A nationwide ban on evictions and utility shutoffs for March 2020 - November 2020 would have reduced U.S. Covid infections by 8.7% and deaths by 14.7%, according to research published this year by the National Bureau for Economic Research (NBER).6
The NBER findings expose a fault in how many utilities are structured: Utilities are entrusted by governments to deliver essential human services; yet as private companies, their ultimate responsibility is to further enrich wealthy stakeholders.7
Our analysis provides fresh evidence of how utilities’ corporate decision-making is impaired by their misaligned incentives…
Toward A Real Solution
The Covid-19 crisis gave utilities an opportunity to save lives by keeping people in their homes. Many chose to collect small debts instead, leading to increased deaths and infections. Climate-related destruction challenges electric companies to drastically cut emissions and deploy climate-resilient systems like rooftop and community solar and storage. Instead, many corporate utilities sow confusion and remain among the worst emitters, actively undermining lower-emissions and distributed energy systems because they threaten to compete for profits.

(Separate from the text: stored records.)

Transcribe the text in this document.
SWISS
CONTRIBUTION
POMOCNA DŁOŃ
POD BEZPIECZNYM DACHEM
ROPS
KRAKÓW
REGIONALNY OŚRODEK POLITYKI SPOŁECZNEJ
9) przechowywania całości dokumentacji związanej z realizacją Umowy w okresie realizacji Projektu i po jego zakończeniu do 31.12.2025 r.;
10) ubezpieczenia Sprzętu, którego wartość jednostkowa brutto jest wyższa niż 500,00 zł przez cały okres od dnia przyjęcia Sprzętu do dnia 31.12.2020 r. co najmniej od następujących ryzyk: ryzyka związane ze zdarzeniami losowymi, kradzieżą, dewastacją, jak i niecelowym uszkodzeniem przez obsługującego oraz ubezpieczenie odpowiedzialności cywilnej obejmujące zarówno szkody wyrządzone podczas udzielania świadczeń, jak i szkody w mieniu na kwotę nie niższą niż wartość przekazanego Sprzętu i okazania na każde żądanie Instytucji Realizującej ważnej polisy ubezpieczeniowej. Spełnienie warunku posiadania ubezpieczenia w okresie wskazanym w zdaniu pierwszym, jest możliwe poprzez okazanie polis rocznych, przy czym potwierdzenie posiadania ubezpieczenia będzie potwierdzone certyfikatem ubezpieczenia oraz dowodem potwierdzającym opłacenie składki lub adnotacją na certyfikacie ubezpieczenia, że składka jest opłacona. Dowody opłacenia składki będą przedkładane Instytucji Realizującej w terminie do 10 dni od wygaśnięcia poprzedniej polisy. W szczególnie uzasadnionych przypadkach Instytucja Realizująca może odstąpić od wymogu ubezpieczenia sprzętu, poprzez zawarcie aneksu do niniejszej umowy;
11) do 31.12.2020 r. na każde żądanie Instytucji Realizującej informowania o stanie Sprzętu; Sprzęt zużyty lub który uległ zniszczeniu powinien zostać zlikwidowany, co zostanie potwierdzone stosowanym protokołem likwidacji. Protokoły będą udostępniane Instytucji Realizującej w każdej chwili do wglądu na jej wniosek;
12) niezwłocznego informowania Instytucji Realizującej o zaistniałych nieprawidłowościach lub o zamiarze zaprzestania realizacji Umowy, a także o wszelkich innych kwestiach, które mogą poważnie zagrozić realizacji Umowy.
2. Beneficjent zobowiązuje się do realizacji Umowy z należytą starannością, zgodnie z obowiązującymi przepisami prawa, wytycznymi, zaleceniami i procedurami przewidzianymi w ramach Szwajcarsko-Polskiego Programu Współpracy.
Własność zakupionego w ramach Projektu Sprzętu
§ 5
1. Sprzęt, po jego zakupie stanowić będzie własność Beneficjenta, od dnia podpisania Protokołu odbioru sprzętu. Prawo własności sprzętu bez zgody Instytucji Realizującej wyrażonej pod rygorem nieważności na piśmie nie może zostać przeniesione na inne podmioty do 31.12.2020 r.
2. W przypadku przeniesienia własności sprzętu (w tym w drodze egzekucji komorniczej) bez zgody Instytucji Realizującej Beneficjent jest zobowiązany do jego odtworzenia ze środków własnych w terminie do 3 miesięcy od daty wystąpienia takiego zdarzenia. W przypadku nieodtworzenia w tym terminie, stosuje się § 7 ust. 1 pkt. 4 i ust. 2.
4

While opposing efforts to transition to a renewable, resilient energy system, utilities remain steadfastly unprepared for climate disaster — as demonstrated recently by climate-caused hurricanes like Ida, the Texas energy freeze, and grid negligence in California’s wildfire areas.
These urgent facts compel us to weigh systemic changes that might discourage or prevent such antisocial, anti-public corporate acts. Yet the utility shutoff problem has plagued American communities since long before Covid-19.26 Any fix must solve for injustices that exist separately from, and regardless of, the state of the pandemic.
Utility justice advocates believe the for-profit utility system must be overhauled, centering power as a human right and permanently banning shutoffs. Earlier in 2021, House Reps. Cori Bush of Missouri and Jamaal Bowman of New York jointly introduced a resolution to make electricity a publicly owned utility sector, impose a universal ban on utility shutoffs for nonpayment, and build out community and rooftop solar and storage as climate-resilient and affordable energy solutions.
Conclusion
Focusing on bailed-out utilities’ choice to disconnect families and the resulting increased spread of Covid-19, this report aims to illuminate a structural flaw in the U.S. utility framework: For-profit companies lack accountability to the public good.
The climate emergency will continue to magnify the harms from this conflict, as extreme weather ravages ever more communities whose residents are disproportionately low-wealth and Black and other communities of color.
Given utilities’ contributions to the escalating climate crisis, and their reliance on public assistance during the Covid-19 pandemic, it is imperative that we act to limit the damage inflicted by profit-seeking companies that control basic resources.
In a nation of abundance, there is no space for a system whose powerful stakeholders get richer by choosing to harm untold millions of Americans, disproportionately communities of color and poor families, amid a global health crisis.